HERE is pro-am theatre: the Royal Shakespeare Theatre has come up with the neat idea of casting amateur actors to play the rude mechanicals in A Midsummer Night’s Dream.
After all, in the play that is exactly what they are. Bottom and Co, with their dreams of glory, their stage fright and their improvisation in the face of disaster, are the patron saints of am-dram throughout the world.
The honours during the Stratford run of this Shakespeare 400th celebratory production are being shared by two local troupes. On the night I went, it was Wyre Forest’s The Nonentities Society which was playing Quince, Snout, Starveling, Flute, Snug and the great Bottom.
They were terrific. In fact, they acted the professionals off the stage. The Nonentities are alternating with the Bear Pit Theatre Company. When the show goes on the road, local amateurs from each town will star.
When I saw it, Bottom was being played by Chris Clarke, 54, a freelance drama teacher. His Bottom was nicely Midlands, funny yet not overdone. He could have done with a better ass’s head, mind you.
Alex Powell’s Flute and Andrew Bingham’s Snug and Simon Hawkins’s Snout also had the audience roaring. Great stuff.
Nor is that the limit of the community involvement. Local schoolchildren are used as Titania’s ‘fairy train’, singing and dancing. The stage becomes a tad crowded, but the principle of public involvement is admirable and rather touching.
To see the pride and delight on the faces of those amateur players as they took their well- deserved curtain calls was a fine thing.
DIRECTOR Erica Whyman’s contributions are more patchy. The show could do with more romanticism. Puck ( Lucy Ellinson) irritates. She is done up in an Artful Dodger top hat and distracts from her verse with too many grimaces.
The young lovers, hardly glamorous, lack chemistry — although Laura Riseborough’s Helena catches the eye with her comic timing. Older lovebirds Theseus and Hippolyta, plus Titania and Oberon, are scarcely more convincing.
Should the Dream not be a cat’s cradle of plausible attractions? Chu Omambala, playing Oberon, falls short of RSC standards of diction, but Ayesha Dharker is luscious as the fairy queen.
We can also enter, in the plus column, Sam Kenyon’s funky, jazzy music and a spry cameo from Jon Trenchard as Philostrate, the court flunky who is appalled when the duke chooses to be entertained by Bottom and his friends.

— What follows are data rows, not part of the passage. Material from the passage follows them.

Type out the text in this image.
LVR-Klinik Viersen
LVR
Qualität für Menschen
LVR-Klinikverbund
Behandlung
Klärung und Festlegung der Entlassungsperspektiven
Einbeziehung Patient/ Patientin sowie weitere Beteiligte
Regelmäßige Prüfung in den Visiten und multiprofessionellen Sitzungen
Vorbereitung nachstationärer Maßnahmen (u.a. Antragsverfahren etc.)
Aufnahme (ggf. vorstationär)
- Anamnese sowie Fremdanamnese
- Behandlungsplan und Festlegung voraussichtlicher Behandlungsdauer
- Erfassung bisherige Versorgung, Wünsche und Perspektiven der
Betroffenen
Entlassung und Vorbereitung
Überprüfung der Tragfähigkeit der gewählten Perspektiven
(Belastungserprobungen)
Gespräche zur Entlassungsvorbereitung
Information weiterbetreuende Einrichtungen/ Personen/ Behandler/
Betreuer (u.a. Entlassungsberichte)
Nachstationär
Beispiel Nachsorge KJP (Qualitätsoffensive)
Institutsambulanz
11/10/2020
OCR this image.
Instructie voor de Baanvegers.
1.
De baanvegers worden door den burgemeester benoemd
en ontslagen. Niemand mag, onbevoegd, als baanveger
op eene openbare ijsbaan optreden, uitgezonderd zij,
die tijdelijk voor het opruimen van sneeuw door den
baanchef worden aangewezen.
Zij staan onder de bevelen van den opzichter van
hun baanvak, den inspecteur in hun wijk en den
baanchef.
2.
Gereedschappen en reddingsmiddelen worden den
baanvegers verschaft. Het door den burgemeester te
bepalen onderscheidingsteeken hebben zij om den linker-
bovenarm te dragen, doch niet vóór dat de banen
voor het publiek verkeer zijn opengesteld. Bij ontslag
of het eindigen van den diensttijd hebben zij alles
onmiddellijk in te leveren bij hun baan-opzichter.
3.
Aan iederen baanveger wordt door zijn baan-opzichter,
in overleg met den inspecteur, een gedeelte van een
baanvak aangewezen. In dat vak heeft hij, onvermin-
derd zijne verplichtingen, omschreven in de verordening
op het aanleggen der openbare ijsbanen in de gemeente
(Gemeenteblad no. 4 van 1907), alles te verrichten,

There will be more exotic Dreams (the forest here is suggested by a few long, thin, measly poles, lit red). There will be sexier, courtlier, edgier and more traditional Dreams.
Yet few productions will match the frisson when real amateurs step on this major stage and hurl themselves at a chance they will remember for life.
Shakespeare the theatrical would have loved that.